Es gibt verschiedene Kriterien, anhand denen sich eine Dyskalkulie vermuten lässt:
- Deutlich schlechtere Rechenleistungen als der Alters- und Klassendurchschnitt
- Körperliche und psychische Störungen wie Hör- oder Sehminderungen sowie motorische Schwächen müssen ausgeschlossen werden
- Unzureichende Beschulung oder psychosoziale Probleme kommen nicht als Ursache infrage
- Es besteht keine allgemeine Intelligenzminderung oder Leistungsschwäche
Daneben gibt es verschiedene Tests, die bei einem Verdacht auf Dyskalkulie professionell durchgeführt werden können. Beispiele hierfür sind:
- Rechentests
- IQ-Tests
- Aufmerksamkeits- und Konzentrationstests
- Psychologische Tests
Welche Tests sinnvoll sind, entscheidet der*die jeweilige Spezialist*in. Online-Selbsttests geben hierbei in der Regel keine fundierten Aussagen.

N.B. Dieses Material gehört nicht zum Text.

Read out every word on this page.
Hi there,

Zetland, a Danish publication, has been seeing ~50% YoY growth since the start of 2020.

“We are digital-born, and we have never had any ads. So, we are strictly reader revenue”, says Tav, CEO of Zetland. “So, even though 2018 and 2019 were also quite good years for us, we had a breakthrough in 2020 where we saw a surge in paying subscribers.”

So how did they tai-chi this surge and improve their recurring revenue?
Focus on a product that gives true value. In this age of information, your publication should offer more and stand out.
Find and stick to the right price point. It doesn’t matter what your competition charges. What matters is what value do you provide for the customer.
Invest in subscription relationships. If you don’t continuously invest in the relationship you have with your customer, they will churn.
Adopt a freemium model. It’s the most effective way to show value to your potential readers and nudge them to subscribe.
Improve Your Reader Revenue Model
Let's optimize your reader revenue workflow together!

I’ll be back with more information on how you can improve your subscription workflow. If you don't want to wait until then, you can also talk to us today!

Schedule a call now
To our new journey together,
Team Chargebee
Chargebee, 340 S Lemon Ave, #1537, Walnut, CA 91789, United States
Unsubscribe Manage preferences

Auf der Seite des Bundesverbandes fürs Legasthenie und Dyskalkulie e.V. finden Sie weitere wichtige Informationen zum Thema Rechenstörung.
Therapie bei Dyskalkulie
Je früher eine Behandlung der Dyskalkulie startet, desto besser. Gezielte Förderungen können bereits im Kindergarten stattfinden. Heilbar ist die Rechenstörung nicht, Einschränkungen im Erwachsenenalter und auch Auswirkungen auf die Psyche können durch eine Behandlung aber vermindert werden. Medikamente sind bei einer Therapie der Dyskalkulie nicht nötig.
Eine Behandlung der Dyskalkulie setzt sich aus verschiedenen Komponenten zusammen:
- Rechentraining
- Verhaltenstherapie
- Neuropsychologische Therapie
Mögliche Ursachen: Wie entsteht eine Dyskalkulie?
Bis heute ist noch nicht eindeutig geklärt, wie genau eine Dyskalkulie entsteht. Klar ist, dass die Störung nicht mit der Intelligenz oder anderen Kompetenzen zusammenhängt. Die Forschung geht davon aus, dass mehrere Faktoren eine Rolle in der Entstehung der Dyskalkulie spielen.
Vererbung: Verschiedene Studien lassen vermuten, dass Dyskalkulie vererbt werden kann. Meist kommt die Rechenstörung öfter in der Familie vor. Das Risiko, dass Geschwister auch an einer Dyskalkulie leiden, ist um das fünf- bis zehnfache erhöht, wenn bereits ein Geschwisterkind an den Problemen leidet.
Veränderungen im Gehirn: Die Hirnareale, die zuständig für das Bearbeiten von Rechenaufgaben und mathematischen Fragestellungen sind, scheinen bei einer Dyskalkulie verändert zu sein.
Kognition: Häufig liegen bei Betroffenen auch Probleme in der Verarbeitung schnell aufeinanderfolgender Reize, des Arbeitsgedächtnisses und der Aufmerksamkeit vor.